然而,, as college classes began, and friendships slowly formed, and the infamous Michigan winter arrived sooner than expected, I was surprised to learn that it does not take a lifetime to feel as though you’ve built a new life. I found myself opening up to those around me because I realized the process of explaining myself was not a chore but an exhilarating exchange of experiences. I began to understand that lifelong friendships like those I had at home were not only meaningful because of their duration, but also because of the inherent nature of the friendship itself.

(Photo: Liat Weinstein ’18 (right) cheers on the Wolverines with friends at University of Michigan.)

大一新生, with all of the uneasiness and excitement that accompanies adjusting to a new environment, taught me that lasting connections do not require a specific time frame in which to be built. Feelings of loneliness may be inevitable, but they are not always overwhelming or negative.
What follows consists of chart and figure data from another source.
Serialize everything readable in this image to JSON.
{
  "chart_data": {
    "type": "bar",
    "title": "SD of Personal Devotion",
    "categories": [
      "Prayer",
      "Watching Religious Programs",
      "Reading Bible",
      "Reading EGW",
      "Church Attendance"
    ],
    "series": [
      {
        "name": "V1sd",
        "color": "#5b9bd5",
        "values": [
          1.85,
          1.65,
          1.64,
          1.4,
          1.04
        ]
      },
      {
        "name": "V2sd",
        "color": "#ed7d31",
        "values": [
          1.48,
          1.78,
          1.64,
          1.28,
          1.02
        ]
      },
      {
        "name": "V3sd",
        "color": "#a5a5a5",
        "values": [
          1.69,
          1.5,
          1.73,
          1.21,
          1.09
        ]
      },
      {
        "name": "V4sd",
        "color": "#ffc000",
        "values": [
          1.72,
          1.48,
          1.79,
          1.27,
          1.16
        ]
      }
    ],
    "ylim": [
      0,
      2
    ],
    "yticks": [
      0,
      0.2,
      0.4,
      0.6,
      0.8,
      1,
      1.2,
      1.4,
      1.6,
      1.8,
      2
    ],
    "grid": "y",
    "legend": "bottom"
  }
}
While I anticipated this poignant sense of loneliness—one that never fully came to fruition—I wish I had let myself more openly embrace the awkward newness of being a first-year student on a completely foreign campus. I distinctly remember sitting in the undergraduate library on the second day of school, attempting to print out a syllabus for my sociology course. As I opened up the syllabus and prepared to click print, I realized that I didn’t know what printer to connect to or how to upload my document. As I looked around at the all-knowing upperclassmen grabbing their papers from the printer and strolling out, 我惊慌失措. I believed that if I didn’t even know how to perform a task as simple as printing out a syllabus in the library, it would be months before I understood the intricacies of college life. 然而, I learned that if I asked the seemingly “dumb” questions, and let myself be myself, a clueless freshman who didn’t know how to print or use the university’s book classification system, I would unknowingly fall into a rhythm that felt natural and familiar. While it seemed so distant at first, that calming sense of rhythm and comfort arrived more quickly than I ever could have anticipated.

开始的时候, remember you all have something beautiful, 富有洞察力的, and unique to offer to your new community, no matter if it is openly celebrated or quietly cherished. 享受每一刻.